Architecture
SilentSuite self-hosting runs two containers on a single Docker network. You provide your own reverse proxy for HTTPS.
Overview
Your Server SilentSuite Apps
┌─────────────────┐
│ Your Reverse │◄──────────── app.silentsuite.io
│ Proxy (HTTPS) │ (or mobile apps)
└────────┬────────┘ enter your server URL
│ in Advanced Settings
┌────────┴────────┐
│ SilentSuite │
│ Server │
│ :3735 │
└────────┬────────┘
│
┌────────┴────────┐
│ PostgreSQL 16 │
│ (internal) │
└─────────────────┘Service Roles
| Service | Image | Role |
|---|---|---|
| SilentSuite Server | ghcr.io/silent-suite/silentsuite-server | Sync server built on the Etebase protocol. Handles encrypted data sync, user authentication, and the admin panel. All data is encrypted client-side; the server never sees plaintext. |
| PostgreSQL | postgres:16-alpine | Database. Stores encrypted sync data and user accounts. Only accessible within the Docker network. |
Network and Security
- Both services run on an internal Docker bridge network (
silentsuite). - PostgreSQL is not exposed to the host -- only the server container can reach it.

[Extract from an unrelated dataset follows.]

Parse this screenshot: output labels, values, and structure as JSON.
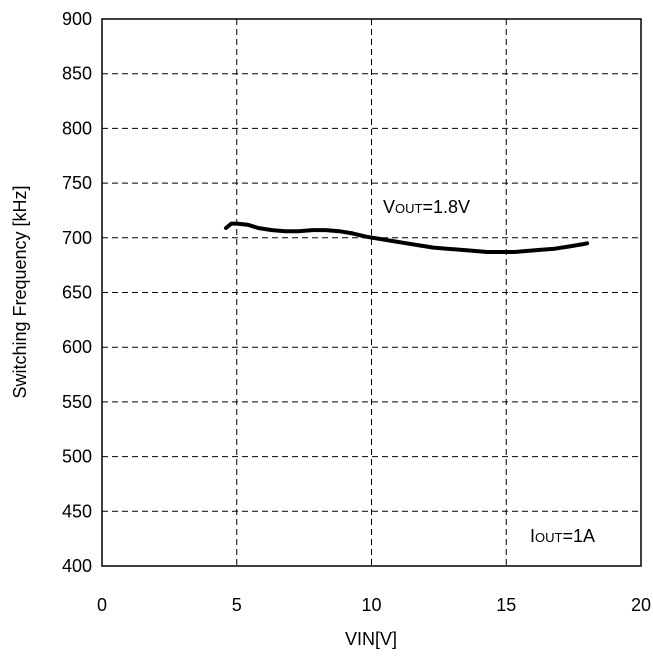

- The SilentSuite server binds to
127.0.0.1:3735-- not directly accessible from the network. - You bring your own reverse proxy (Caddy, nginx, Traefik, Cloudflare Tunnel) for TLS termination.

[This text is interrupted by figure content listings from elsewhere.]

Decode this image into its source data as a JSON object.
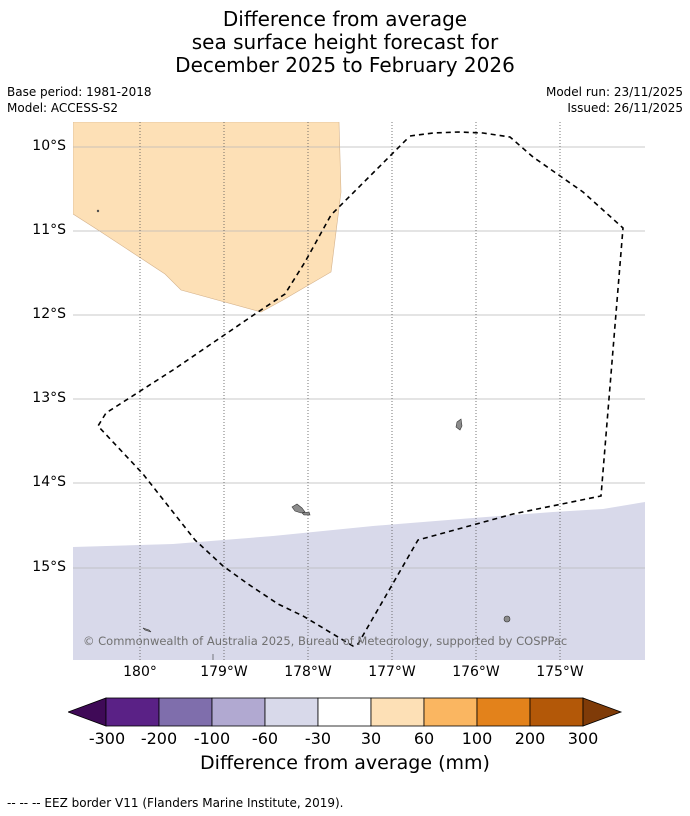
{
  "title": {
    "line1": "Difference from average",
    "line2": "sea surface height forecast for",
    "line3": "December 2025 to February 2026"
  },
  "meta": {
    "base_period": "Base period: 1981-2018",
    "model": "Model: ACCESS-S2",
    "model_run": "Model run: 23/11/2025",
    "issued": "Issued: 26/11/2025"
  },
  "map": {
    "lat_labels": [
      "10°S",
      "11°S",
      "12°S",
      "13°S",
      "14°S",
      "15°S"
    ],
    "lon_labels": [
      "180°",
      "179°W",
      "178°W",
      "177°W",
      "176°W",
      "175°W"
    ],
    "copyright": "© Commonwealth of Australia 2025, Bureau of Meteorology, supported by COSPPac",
    "colors": {
      "positive_anomaly_region": "#fde0b6",
      "negative_anomaly_region": "#d8d9ea",
      "land": "#8c8c8c",
      "eez_border": "#000000"
    }
  },
  "colorbar": {
    "labels": [
      "-300",
      "-200",
      "-100",
      "-60",
      "-30",
      "30",
      "60",
      "100",
      "200",
      "300"
    ],
    "colors": [
      "#3f0a57",
      "#5a2186",
      "#7f6eac",
      "#b1a9d1",
      "#d8d9ea",
      "#ffffff",
      "#fde0b6",
      "#fab661",
      "#e3821b",
      "#b35808",
      "#7f3b08"
    ],
    "title": "Difference from average (mm)"
  },
  "footer": "--  --  -- EEZ border V11 (Flanders Marine Institute, 2019)."
}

- All sync data is end-to-end encrypted. The server stores only ciphertext.
Why No Web App Container?
Self-hosters only need the sync server. Users access SilentSuite through:
- app.silentsuite.io -- the hosted web app (works with any SilentSuite server)

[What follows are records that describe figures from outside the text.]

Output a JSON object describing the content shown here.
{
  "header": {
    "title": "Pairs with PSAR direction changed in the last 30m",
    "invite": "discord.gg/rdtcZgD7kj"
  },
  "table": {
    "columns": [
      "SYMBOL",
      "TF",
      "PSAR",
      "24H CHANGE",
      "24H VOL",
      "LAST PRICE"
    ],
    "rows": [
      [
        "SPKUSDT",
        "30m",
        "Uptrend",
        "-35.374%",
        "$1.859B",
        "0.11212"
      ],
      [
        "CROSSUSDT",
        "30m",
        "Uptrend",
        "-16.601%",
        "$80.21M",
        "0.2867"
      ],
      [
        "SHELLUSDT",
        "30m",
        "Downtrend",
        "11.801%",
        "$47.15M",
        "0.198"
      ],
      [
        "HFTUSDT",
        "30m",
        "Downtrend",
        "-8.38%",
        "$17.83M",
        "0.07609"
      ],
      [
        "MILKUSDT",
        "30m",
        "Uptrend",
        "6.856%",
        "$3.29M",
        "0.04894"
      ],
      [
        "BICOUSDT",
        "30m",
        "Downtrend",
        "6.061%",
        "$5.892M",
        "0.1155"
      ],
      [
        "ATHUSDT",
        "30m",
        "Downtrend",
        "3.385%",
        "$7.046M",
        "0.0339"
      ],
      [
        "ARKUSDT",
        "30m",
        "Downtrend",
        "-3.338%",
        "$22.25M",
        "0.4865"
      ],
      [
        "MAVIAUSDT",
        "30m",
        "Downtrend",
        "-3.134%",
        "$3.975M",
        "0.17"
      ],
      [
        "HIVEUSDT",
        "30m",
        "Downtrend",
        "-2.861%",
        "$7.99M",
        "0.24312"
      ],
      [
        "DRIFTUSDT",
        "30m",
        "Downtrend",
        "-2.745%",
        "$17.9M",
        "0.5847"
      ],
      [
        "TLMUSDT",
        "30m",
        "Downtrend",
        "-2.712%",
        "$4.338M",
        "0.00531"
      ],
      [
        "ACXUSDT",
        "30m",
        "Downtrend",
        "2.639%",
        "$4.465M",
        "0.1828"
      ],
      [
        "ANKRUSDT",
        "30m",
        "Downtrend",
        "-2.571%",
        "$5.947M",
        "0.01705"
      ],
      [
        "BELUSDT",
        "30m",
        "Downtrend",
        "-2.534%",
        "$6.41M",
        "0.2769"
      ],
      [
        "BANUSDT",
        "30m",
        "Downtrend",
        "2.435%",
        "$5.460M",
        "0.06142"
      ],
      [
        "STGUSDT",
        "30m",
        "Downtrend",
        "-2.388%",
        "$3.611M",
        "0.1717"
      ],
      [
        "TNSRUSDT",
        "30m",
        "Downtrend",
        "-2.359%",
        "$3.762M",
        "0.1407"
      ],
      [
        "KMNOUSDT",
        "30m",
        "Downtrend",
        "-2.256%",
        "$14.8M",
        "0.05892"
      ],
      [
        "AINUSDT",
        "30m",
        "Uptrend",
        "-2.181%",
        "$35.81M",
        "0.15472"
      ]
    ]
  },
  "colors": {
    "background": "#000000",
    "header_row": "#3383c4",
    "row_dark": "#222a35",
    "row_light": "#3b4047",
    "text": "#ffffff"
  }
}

- SilentSuite mobile apps -- available for Android
Both support entering a custom server URL in Advanced Settings during signup or login. This keeps the self-hosted stack minimal (2 containers) while giving users the full SilentSuite experience.
Data Volumes
| Volume | Purpose |
|---|---|
pgdata | PostgreSQL data directory |
server_data | Server secret key and media files |
Both volumes are Docker named volumes. They persist across container restarts and updates.